Microsoft, BP, Mastercard, an investment company, an IT start-up, garnished with a trade unionist and the head of an American development organization, who was previously a banker and advisor to the World Economic Forum, these are the “voices from all stakeholder groups in world society”. Environmental protection is represented by a Chinese official who has taken up the phoney cause of Green Finance and an economist who advocates at least the modest sum of one percent of the gross domestic product be used for measures against global warming.

If the whole thing was just about discussions between these representatives and profiteers of the status quo, it could safely be ignored, even if it is supported by the Who’s Who of “global governance” (world government).

But the core of the program is something else: Schwab said, according to the  Forum’s press release, “The ‘Great Reset’ will require us to integrate all stakeholders of the global society into a community with common interests, goals and actions”. In the video, he is even more explicit about the claim of monopolizing the debate: “This initiative will integrate everyone in the world who has a voice and who has a particularly innovative proposal to improve living conditions.”

The squid extends its tentacles

In order to find all these people worldwide, the World Economic Forum will, over the next six months until the Davos meeting, extend its tentacles, which it has so far remained unseen. Its network of nearly 10,000 “Global Shapers” in 428 cities (hubs) and 148 countries, will be activated for the purpose. The shapers are something like the junior organization of the World Economic Forum. Its purpose is to identify high potential people who could become influential in business, politics, and culture at an early stage, let them network with each other and to introduce them to the World Economic Forum.

If they prove to be sufficiently ambitious and manageable, their careers will be promoted. In this way, Klaus Schwab and the members of his club have someone in an influential position in business, politics or culture almost anywhere in the world whom they can call if they need to know something or need a favour.

For the purposes of the Great Reset, the World Economic Forum has declared these Global Shapers to be the representatives of the young generation, who are to ensure that the reform plans are in the long-term interest of future generations (of elites). In the next six months, the young established people are to identify people in the catchment area of their hub who are pushing noteworthy reform initiatives. They are to invite them to participate digitally in the Davos Great Reset Pow Wow via their hub.

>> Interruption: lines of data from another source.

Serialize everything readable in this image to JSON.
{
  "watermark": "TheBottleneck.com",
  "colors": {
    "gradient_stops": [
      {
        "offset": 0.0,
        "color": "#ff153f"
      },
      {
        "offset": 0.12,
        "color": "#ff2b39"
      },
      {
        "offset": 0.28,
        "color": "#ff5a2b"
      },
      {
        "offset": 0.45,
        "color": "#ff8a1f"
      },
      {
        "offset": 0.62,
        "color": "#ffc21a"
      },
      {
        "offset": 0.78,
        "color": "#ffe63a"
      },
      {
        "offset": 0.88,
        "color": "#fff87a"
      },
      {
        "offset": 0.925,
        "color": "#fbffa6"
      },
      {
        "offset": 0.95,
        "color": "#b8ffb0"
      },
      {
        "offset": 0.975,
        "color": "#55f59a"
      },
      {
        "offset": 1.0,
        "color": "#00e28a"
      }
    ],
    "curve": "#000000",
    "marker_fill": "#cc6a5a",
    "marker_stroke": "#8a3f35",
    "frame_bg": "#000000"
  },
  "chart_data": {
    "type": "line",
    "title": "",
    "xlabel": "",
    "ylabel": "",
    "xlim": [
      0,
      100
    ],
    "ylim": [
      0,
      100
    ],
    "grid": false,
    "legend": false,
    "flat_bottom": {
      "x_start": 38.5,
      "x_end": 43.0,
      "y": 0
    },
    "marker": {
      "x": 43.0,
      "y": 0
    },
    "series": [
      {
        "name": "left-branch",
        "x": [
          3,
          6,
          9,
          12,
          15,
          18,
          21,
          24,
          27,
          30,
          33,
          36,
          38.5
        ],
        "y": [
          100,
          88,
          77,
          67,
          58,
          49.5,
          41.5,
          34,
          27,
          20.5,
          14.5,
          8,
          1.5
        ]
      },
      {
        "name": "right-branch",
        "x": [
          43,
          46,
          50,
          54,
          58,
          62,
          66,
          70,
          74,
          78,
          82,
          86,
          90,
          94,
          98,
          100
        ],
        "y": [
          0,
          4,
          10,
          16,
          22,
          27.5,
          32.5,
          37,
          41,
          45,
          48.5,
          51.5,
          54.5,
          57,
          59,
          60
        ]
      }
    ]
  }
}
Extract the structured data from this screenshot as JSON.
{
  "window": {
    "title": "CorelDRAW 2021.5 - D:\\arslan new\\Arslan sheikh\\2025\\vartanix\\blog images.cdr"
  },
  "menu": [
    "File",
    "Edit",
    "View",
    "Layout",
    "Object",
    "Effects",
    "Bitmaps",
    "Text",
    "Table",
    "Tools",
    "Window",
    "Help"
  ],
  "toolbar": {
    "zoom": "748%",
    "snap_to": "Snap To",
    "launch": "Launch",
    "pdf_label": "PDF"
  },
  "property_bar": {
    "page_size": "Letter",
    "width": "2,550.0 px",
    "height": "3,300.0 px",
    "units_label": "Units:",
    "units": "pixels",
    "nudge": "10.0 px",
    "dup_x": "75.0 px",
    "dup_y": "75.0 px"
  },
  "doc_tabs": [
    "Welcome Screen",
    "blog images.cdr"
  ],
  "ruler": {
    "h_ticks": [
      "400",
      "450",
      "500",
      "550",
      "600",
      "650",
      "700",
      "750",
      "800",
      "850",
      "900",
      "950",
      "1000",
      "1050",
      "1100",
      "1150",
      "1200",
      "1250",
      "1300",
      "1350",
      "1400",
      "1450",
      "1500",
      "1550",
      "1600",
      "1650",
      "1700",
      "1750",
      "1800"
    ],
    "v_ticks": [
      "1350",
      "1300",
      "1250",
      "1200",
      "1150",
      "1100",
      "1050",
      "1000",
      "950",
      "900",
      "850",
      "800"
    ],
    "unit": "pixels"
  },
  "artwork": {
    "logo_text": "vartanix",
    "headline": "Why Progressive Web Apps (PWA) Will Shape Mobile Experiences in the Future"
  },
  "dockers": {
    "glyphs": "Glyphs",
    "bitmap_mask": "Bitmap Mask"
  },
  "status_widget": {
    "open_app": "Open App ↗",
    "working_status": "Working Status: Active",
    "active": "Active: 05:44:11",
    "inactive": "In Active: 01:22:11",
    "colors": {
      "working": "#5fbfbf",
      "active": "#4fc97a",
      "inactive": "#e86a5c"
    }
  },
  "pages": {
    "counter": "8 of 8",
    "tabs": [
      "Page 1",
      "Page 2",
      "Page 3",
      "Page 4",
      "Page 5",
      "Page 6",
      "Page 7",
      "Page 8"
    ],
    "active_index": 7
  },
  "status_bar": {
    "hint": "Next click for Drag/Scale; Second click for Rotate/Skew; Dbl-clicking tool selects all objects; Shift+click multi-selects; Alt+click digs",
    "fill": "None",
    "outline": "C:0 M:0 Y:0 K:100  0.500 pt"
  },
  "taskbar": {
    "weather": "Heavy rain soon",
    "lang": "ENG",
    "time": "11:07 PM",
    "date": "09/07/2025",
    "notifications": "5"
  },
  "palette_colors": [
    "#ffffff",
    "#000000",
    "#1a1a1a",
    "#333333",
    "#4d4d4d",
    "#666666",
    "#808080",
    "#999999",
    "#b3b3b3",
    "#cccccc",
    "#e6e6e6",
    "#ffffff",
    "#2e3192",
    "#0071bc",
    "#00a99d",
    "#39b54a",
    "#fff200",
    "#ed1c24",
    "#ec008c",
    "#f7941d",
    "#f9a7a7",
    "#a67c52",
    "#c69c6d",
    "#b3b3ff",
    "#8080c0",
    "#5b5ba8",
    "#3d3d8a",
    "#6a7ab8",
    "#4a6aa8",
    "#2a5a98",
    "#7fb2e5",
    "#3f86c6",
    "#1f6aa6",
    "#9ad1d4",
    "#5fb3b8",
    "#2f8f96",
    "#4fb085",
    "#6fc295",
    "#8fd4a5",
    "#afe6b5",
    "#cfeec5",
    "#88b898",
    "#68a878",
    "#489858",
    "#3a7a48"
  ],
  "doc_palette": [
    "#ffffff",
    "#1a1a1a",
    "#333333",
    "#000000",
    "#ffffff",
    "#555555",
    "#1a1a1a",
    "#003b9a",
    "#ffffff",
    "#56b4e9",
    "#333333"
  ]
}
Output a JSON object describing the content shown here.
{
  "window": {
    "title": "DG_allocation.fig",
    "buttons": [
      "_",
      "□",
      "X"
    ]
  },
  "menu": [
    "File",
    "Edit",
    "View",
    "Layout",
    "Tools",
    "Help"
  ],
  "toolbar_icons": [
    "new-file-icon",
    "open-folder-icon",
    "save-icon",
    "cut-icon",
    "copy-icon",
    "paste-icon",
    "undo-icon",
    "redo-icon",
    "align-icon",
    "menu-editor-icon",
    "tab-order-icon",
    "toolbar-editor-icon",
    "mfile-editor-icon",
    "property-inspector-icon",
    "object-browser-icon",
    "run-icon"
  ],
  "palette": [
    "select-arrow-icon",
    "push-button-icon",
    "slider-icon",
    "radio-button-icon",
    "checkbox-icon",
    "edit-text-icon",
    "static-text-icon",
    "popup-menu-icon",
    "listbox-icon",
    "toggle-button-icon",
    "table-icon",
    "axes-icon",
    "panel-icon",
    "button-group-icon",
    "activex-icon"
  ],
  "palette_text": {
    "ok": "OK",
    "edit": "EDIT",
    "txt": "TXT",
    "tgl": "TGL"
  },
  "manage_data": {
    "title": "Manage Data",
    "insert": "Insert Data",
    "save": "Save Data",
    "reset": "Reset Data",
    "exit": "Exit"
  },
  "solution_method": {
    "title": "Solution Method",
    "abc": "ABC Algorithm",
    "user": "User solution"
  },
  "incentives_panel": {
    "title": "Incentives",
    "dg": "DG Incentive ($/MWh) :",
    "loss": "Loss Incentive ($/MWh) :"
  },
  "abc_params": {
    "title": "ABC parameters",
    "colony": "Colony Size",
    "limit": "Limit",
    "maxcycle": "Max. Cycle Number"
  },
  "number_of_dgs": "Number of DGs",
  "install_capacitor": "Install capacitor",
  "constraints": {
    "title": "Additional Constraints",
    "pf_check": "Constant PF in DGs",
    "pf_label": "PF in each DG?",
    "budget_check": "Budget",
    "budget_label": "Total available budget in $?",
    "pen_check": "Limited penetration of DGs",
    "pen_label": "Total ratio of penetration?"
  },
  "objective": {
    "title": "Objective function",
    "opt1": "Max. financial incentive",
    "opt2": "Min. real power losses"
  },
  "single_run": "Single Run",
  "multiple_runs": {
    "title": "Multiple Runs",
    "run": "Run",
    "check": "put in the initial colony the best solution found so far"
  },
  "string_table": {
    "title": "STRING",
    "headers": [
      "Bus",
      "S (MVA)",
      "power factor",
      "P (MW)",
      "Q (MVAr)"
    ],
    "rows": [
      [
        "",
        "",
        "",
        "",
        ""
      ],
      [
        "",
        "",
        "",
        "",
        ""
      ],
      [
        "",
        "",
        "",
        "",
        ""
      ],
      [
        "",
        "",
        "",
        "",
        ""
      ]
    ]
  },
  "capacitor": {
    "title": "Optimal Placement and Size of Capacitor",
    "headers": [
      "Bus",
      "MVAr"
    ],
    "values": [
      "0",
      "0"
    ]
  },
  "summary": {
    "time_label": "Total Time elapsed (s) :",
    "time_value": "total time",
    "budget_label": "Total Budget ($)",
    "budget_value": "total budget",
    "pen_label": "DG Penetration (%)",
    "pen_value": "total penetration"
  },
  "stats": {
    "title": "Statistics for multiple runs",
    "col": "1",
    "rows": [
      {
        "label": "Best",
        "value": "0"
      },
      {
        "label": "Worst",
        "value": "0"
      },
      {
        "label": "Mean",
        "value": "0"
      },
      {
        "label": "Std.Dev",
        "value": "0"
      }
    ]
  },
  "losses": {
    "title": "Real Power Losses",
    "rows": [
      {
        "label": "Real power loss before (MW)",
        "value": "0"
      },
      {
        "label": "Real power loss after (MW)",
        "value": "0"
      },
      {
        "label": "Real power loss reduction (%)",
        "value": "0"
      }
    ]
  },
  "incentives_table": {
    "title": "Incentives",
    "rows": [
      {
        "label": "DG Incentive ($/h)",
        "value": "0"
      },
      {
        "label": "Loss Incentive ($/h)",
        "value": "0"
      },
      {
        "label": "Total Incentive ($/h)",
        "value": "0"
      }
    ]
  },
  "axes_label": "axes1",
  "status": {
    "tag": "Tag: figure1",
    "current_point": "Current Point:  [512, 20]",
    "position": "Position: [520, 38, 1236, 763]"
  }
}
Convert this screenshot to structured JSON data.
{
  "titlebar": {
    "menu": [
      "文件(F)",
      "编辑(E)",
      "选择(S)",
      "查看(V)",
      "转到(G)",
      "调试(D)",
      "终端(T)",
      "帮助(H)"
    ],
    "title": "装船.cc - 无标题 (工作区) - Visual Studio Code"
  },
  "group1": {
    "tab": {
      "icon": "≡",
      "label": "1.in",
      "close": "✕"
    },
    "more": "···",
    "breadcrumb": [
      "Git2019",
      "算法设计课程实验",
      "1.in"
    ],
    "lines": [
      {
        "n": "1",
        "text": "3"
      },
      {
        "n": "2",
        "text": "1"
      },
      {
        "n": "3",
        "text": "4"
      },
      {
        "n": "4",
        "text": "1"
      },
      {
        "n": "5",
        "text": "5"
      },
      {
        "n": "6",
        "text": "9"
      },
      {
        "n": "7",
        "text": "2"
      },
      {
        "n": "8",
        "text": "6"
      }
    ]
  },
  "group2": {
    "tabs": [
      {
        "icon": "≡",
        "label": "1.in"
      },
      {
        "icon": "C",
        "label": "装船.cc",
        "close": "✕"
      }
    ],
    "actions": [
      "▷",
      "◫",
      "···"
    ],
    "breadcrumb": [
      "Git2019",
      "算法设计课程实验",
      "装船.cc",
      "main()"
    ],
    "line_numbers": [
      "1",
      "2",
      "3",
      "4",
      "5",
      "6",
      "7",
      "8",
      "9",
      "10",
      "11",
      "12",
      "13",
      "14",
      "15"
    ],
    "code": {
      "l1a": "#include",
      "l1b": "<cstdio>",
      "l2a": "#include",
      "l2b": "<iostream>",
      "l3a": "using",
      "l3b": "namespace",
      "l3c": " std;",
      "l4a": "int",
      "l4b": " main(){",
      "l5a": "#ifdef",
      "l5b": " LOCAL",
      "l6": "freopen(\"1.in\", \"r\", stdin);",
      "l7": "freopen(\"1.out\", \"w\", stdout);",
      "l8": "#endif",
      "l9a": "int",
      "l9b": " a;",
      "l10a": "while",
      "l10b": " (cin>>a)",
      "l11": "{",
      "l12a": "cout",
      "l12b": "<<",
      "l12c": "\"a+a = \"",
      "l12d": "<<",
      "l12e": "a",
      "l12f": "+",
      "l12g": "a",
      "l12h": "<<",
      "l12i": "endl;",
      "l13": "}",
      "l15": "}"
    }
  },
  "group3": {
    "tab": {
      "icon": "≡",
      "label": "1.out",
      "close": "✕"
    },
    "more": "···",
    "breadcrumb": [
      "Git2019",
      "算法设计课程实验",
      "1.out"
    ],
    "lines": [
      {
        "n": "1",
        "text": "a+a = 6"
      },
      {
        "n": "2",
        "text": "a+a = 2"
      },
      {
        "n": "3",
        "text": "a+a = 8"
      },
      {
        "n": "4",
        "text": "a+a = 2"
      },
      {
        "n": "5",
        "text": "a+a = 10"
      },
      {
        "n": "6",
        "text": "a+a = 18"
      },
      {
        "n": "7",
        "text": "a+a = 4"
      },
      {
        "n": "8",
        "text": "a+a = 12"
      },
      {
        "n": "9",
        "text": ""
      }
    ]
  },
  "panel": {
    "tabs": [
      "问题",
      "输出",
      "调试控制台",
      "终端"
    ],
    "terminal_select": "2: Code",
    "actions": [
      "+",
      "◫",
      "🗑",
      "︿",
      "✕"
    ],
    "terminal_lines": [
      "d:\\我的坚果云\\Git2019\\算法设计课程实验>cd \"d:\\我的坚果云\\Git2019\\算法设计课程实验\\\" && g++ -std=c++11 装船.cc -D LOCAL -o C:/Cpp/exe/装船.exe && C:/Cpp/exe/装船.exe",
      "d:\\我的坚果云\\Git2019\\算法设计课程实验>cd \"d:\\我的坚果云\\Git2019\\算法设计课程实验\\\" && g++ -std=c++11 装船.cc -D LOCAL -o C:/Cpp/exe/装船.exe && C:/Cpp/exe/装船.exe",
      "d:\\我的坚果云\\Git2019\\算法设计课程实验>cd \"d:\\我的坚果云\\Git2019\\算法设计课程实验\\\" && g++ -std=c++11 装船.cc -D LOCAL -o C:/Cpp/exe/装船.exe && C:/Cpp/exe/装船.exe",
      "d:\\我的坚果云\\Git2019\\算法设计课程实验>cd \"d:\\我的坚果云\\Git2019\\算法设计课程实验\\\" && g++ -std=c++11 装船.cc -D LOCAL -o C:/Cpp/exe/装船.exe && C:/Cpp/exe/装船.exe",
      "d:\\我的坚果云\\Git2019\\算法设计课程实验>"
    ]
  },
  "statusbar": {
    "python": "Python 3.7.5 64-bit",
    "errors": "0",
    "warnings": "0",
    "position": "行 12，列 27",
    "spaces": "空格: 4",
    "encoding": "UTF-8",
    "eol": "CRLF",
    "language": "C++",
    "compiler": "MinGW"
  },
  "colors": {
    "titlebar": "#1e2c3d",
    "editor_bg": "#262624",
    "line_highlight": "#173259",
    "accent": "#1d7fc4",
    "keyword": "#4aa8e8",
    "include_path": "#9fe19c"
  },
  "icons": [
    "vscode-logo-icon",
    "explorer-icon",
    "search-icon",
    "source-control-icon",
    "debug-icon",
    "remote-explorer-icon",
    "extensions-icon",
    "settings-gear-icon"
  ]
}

That is then only the beginning. Whoever turns out to be potentially impactful and therefore dangerous will be embraced and made to feel important, flown to conferences in all parts of the world, lured with job offers, stipends and other support, imperceptibly entangled in a web of dependencies from which he or she cannot free themselves without fear of falling into insignificance.

Or else, one resists and withdraws from the embrace from the beginning. Then, one may have to watch how other reformers with less fear of being corrupted are stylised into beacons of hope.

In this way, the World Economic Forum hopes to make sure that reform movements do not get out of control, for example, those who want to tax away some of the wealth of the mega-rich, or who would strive to ensure that this obscene wealth does not come about in the first place, by reducing the excessive, anti-competitive intellectual property rights, or by strengthening the rights of employees, or by forcing big corporations to pay taxes like everybody else.

That is how it works, albeit rarely presented as openly as in this reform prevention project of the elites called the Great Reset. If they come for you, you know now, what they want from you.